Room 14 is a busy group of 15 three turning four year olds. You’ll see lots of different activities open as children choose to work and play in different areas. There’s often lots of conversation and visitors are usually greeted by a child who wants to share what they are doing. The children may look like they are playing but play is their work and they are learning at a fast pace. Teachers guide, support, and augment the learning going on by creating explorations, activities and group times that inspire and motivate children to want to learn and experiment. This age group is not shy about telling you what they are interested in and what they want to do.

A snapshot of the room would show 3 tables of activities that could include activities like painting, drawing and writing, manipulatives and free art. The big rug has building blocks, Handwriting without Tears toys, cars and/or trains. The free play area hosts a large box for imaginative play, small stools, a sensory table and an opportunity for children to design and plan play on their own.  Teachers lead yoga poses, singing and dancing and lots of themes chosen by children.

The routine of the day allows for busy and quiet times, snacks, lunch, rest, and outside time in the morning and afternoon. We have music, Spanish, book time, and dancing.! When we can’t go outside because of inclement weather, we go upstairs to play in the big hall. At the end of the day, children are happy, tired, ready for that family love and usually hungry! They have had a day full of adventure and fun and need a good night’s sleep before school starts again tomorrow!

Here are some developmental milestones that we use to assess growth and development in Room 14. Remember, each child is unique and develops at their own special rate. All children go through more or less the same stages; they do it in different ways. Some will learn one new skill very quickly and seem slower at another. Some will seem to stand still with one area of development while they are concentrating on something else. 

What is important is not how your child compares with others or with a standard for her age, but that she is moving forward at her own pace and that she is well and happy. Providing a caring, encouraging environment with opportunities to explore and try things is the best way for parents to provide the best development opportunities for your children.

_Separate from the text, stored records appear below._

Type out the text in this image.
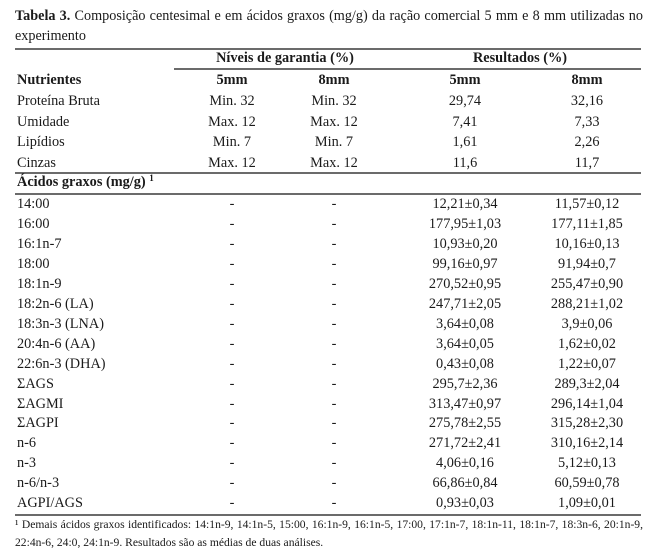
Tabela 3. Composição centesimal e em ácidos graxos (mg/g) da ração comercial 5 mm e 8 mm utilizadas no experimento
Níveis de garantia (%)	Resultados (%)
Nutrientes	5mm	8mm	5mm	8mm
Proteína Bruta	Min. 32	Min. 32	29,74	32,16
Umidade	Max. 12	Max. 12	7,41	7,33
Lipídios	Min. 7	Min. 7	1,61	2,26
Cinzas	Max. 12	Max. 12	11,6	11,7
Ácidos graxos (mg/g) $^1$
14:00	-	-	12,21±0,34	11,57±0,12
16:00	-	-	177,95±1,03	177,11±1,85
16:1n-7	-	-	10,93±0,20	10,16±0,13
18:00	-	-	99,16±0,97	91,94±0,7
18:1n-9	-	-	270,52±0,95	255,47±0,90
18:2n-6 (LA)	-	-	247,71±2,05	288,21±1,02
18:3n-3 (LNA)	-	-	3,64±0,08	3,9±0,06
20:4n-6 (AA)	-	-	3,64±0,05	1,62±0,02
22:6n-3 (DHA)	-	-	0,43±0,08	1,22±0,07
ΣAGS	-	-	295,7±2,36	289,3±2,04
ΣAGMI	-	-	313,47±0,97	296,14±1,04
ΣAGPI	-	-	275,78±2,55	315,28±2,30
n-6	-	-	271,72±2,41	310,16±2,14
n-3	-	-	4,06±0,16	5,12±0,13
n-6/n-3	-	-	66,86±0,84	60,59±0,78
AGPI/AGS	-	-	0,93±0,03	1,09±0,01
¹ Demais ácidos graxos identificados: 14:1n-9, 14:1n-5, 15:00, 16:1n-9, 16:1n-5, 17:00, 17:1n-7, 18:1n-11, 18:1n-7, 18:3n-6, 20:1n-9, 22:4n-6, 24:0, 24:1n-9. Resultados são as médias de duas análises.
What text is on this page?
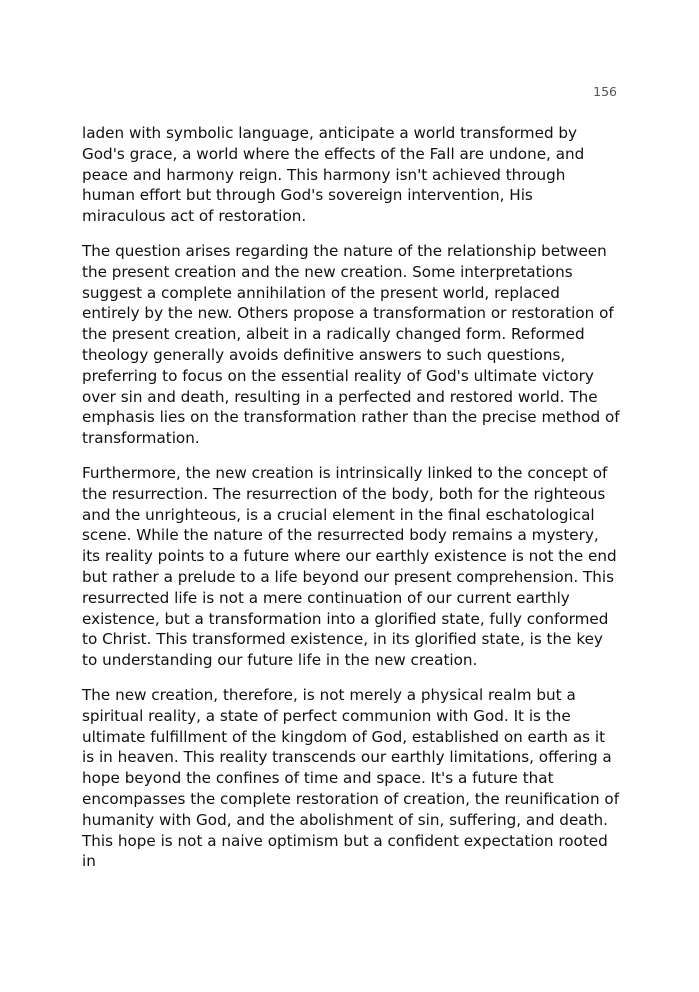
156

laden with symbolic language, anticipate a world transformed by God's grace, a world where the effects of the Fall are undone, and peace and harmony reign. This harmony isn't achieved through human effort but through God's sovereign intervention, His miraculous act of restoration.

The question arises regarding the nature of the relationship between the present creation and the new creation. Some interpretations suggest a complete annihilation of the present world, replaced entirely by the new. Others propose a transformation or restoration of the present creation, albeit in a radically changed form. Reformed theology generally avoids definitive answers to such questions, preferring to focus on the essential reality of God's ultimate victory over sin and death, resulting in a perfected and restored world. The emphasis lies on the transformation rather than the precise method of transformation.

Furthermore, the new creation is intrinsically linked to the concept of the resurrection. The resurrection of the body, both for the righteous and the unrighteous, is a crucial element in the final eschatological scene. While the nature of the resurrected body remains a mystery, its reality points to a future where our earthly existence is not the end but rather a prelude to a life beyond our present comprehension. This resurrected life is not a mere continuation of our current earthly existence, but a transformation into a glorified state, fully conformed to Christ. This transformed existence, in its glorified state, is the key to understanding our future life in the new creation.

The new creation, therefore, is not merely a physical realm but a spiritual reality, a state of perfect communion with God. It is the ultimate fulfillment of the kingdom of God, established on earth as it is in heaven. This reality transcends our earthly limitations, offering a hope beyond the confines of time and space. It's a future that encompasses the complete restoration of creation, the reunification of humanity with God, and the abolishment of sin, suffering, and death. This hope is not a naive optimism but a confident expectation rooted in
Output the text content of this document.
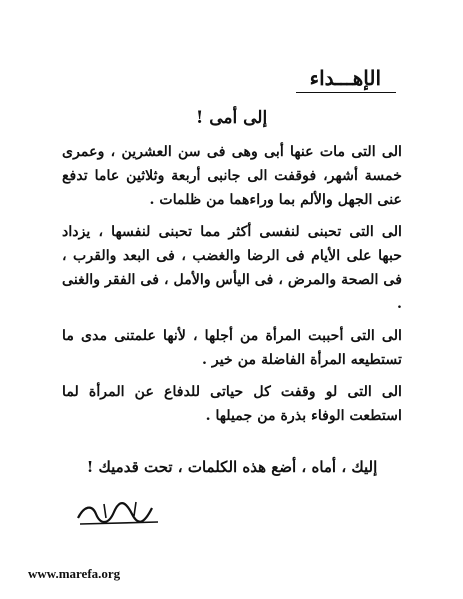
الإهـــداء
إلى أمى !

الى التى مات عنها أبى وهى فى سن العشرين ، وعمرى خمسة أشهر، فوقفت الى جانبى أربعة وثلاثين عاما تدفع عنى الجهل والألم بما وراءهما من ظلمات .

الى التى تحبنى لنفسى أكثر مما تحبنى لنفسها ، يزداد حبها على الأيام فى الرضا والغضب ، فى البعد والقرب ، فى الصحة والمرض ، فى اليأس والأمل ، فى الفقر والغنى .

الى التى أحببت المرأة من أجلها ، لأنها علمتنى مدى ما تستطيعه المرأة الفاضلة من خير .

الى التى لو وقفت كل حياتى للدفاع عن المرأة لما استطعت الوفاء بذرة من جميلها .

إليك ، أماه ، أضع هذه الكلمات ، تحت قدميك !
www.marefa.org
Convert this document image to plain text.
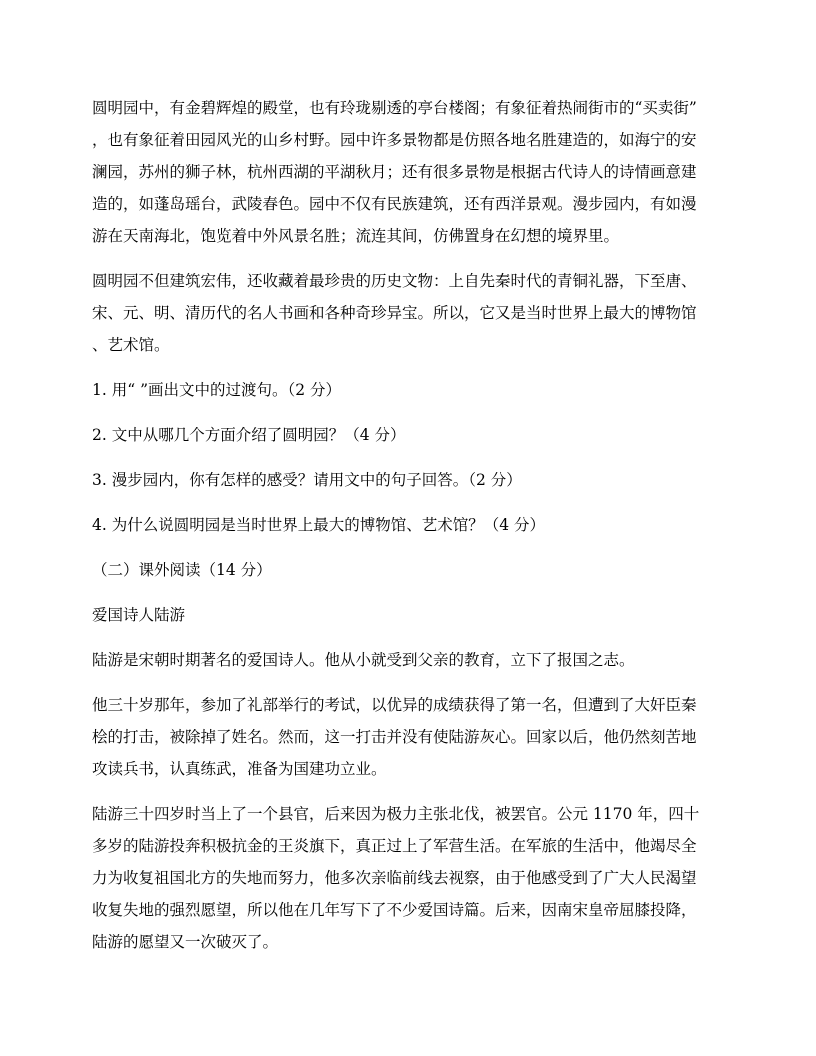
圆明园中，有金碧辉煌的殿堂，也有玲珑剔透的亭台楼阁；有象征着热闹街市的“买卖街”
，也有象征着田园风光的山乡村野。园中许多景物都是仿照各地名胜建造的，如海宁的安
澜园，苏州的狮子林，杭州西湖的平湖秋月；还有很多景物是根据古代诗人的诗情画意建
造的，如蓬岛瑶台，武陵春色。园中不仅有民族建筑，还有西洋景观。漫步园内，有如漫
游在天南海北，饱览着中外风景名胜；流连其间，仿佛置身在幻想的境界里。

圆明园不但建筑宏伟，还收藏着最珍贵的历史文物：上自先秦时代的青铜礼器，下至唐、
宋、元、明、清历代的名人书画和各种奇珍异宝。所以，它又是当时世界上最大的博物馆
、艺术馆。

1. 用“ ”画出文中的过渡句。（2 分）

2. 文中从哪几个方面介绍了圆明园？（4 分）

3. 漫步园内，你有怎样的感受？请用文中的句子回答。（2 分）

4. 为什么说圆明园是当时世界上最大的博物馆、艺术馆？（4 分）

（二）课外阅读（14 分）

爱国诗人陆游

陆游是宋朝时期著名的爱国诗人。他从小就受到父亲的教育，立下了报国之志。

他三十岁那年，参加了礼部举行的考试，以优异的成绩获得了第一名，但遭到了大奸臣秦
桧的打击，被除掉了姓名。然而，这一打击并没有使陆游灰心。回家以后，他仍然刻苦地
攻读兵书，认真练武，准备为国建功立业。

陆游三十四岁时当上了一个县官，后来因为极力主张北伐，被罢官。公元 1170 年，四十
多岁的陆游投奔积极抗金的王炎旗下，真正过上了军营生活。在军旅的生活中，他竭尽全
力为收复祖国北方的失地而努力，他多次亲临前线去视察，由于他感受到了广大人民渴望
收复失地的强烈愿望，所以他在几年写下了不少爱国诗篇。后来，因南宋皇帝屈膝投降，
陆游的愿望又一次破灭了。
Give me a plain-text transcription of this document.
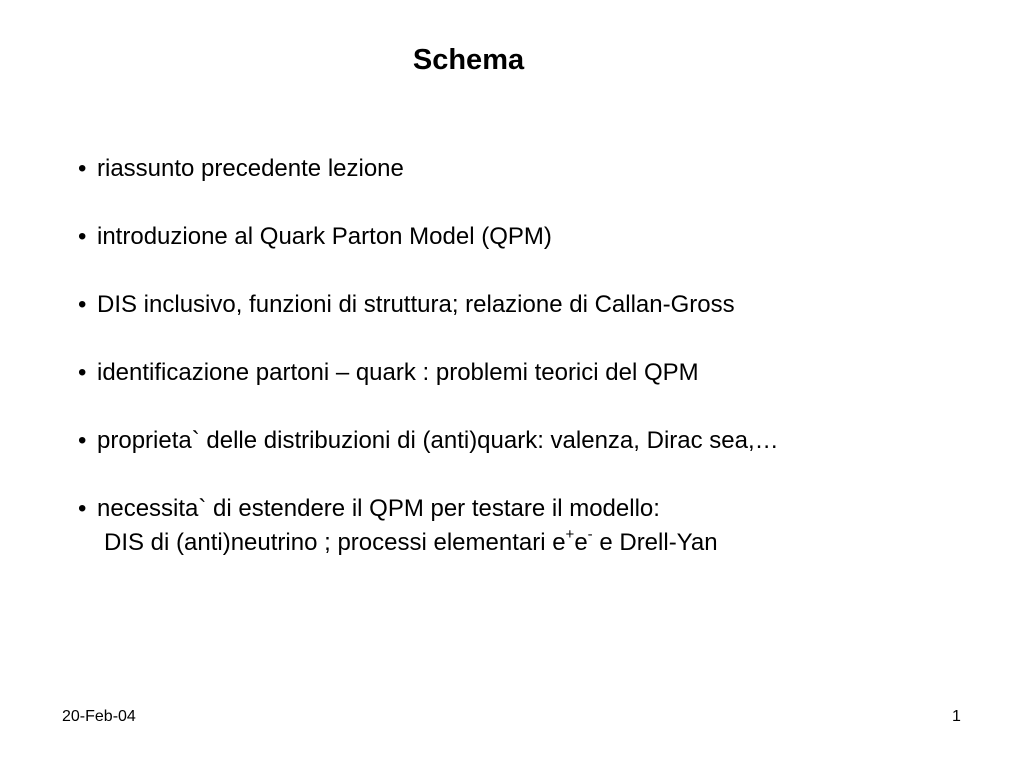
Schema
• riassunto precedente lezione
• introduzione al Quark Parton Model (QPM)
• DIS inclusivo, funzioni di struttura; relazione di Callan-Gross
• identificazione partoni – quark : problemi teorici del QPM
• proprieta` delle distribuzioni di (anti)quark: valenza, Dirac sea,…
• necessita` di estendere il QPM per testare il modello:
DIS di (anti)neutrino ; processi elementari e+e- e Drell-Yan
20-Feb-04	1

Language Milestones: By 4, your child should be able to:

  • Say his or her name and age
  • Answer simple questions
  • Speak in sentences of five to six words, and speak in complete sentences by age 4
  • Tell stories

Cognitive Milestones: Your 3- to 4-year-old should be able to:

  • Correctly name familiar colors
  • Understand the idea of same and different
  • Pretend and fantasize more creatively from their own imagination
  • Follow three step directions
  • Remember and retell parts of a story
  • Understand time better (for example, morning, afternoon, night)
  • Count and understand the concept of counting
  • Sort objects by shape and color
  • Complete age-appropriate puzzles of up to 24 pieces

Movement Milestones: Your child should be able to:

  • Walk up and down stairs, alternating feet — one foot per step
  • Kick, throw, and catch a large ball
  • Run more confidently and smoothly
  • Hop and stand on one foot for up to five seconds
  • Walk forward and backward easily
  • Bend over without falling

Hand and Finger Skills: Your child should be able to:

  • More easily handle small objects and turn a page in a book
  • Use age-appropriate scissors and cut on lines
  • Copy circles and squares
  • Draw a person with two to four body parts
  • Write most capital letters
  • Build a tower with ten or more blocks
  • Dress and undress without adult help
  • Screw and unscrew jar lids; open their own lunch containers

Emotional and Social Milestones: Your child should be able to:

  • Be a kind and attentive friend; show care and concern
  • Show affection for family and friends
  • Understand the idea of “mine” and “his/hers”; share easily
  • Show a wide range of emotions, such as being sad, angry, happy, or bored and express those emotions appropriately.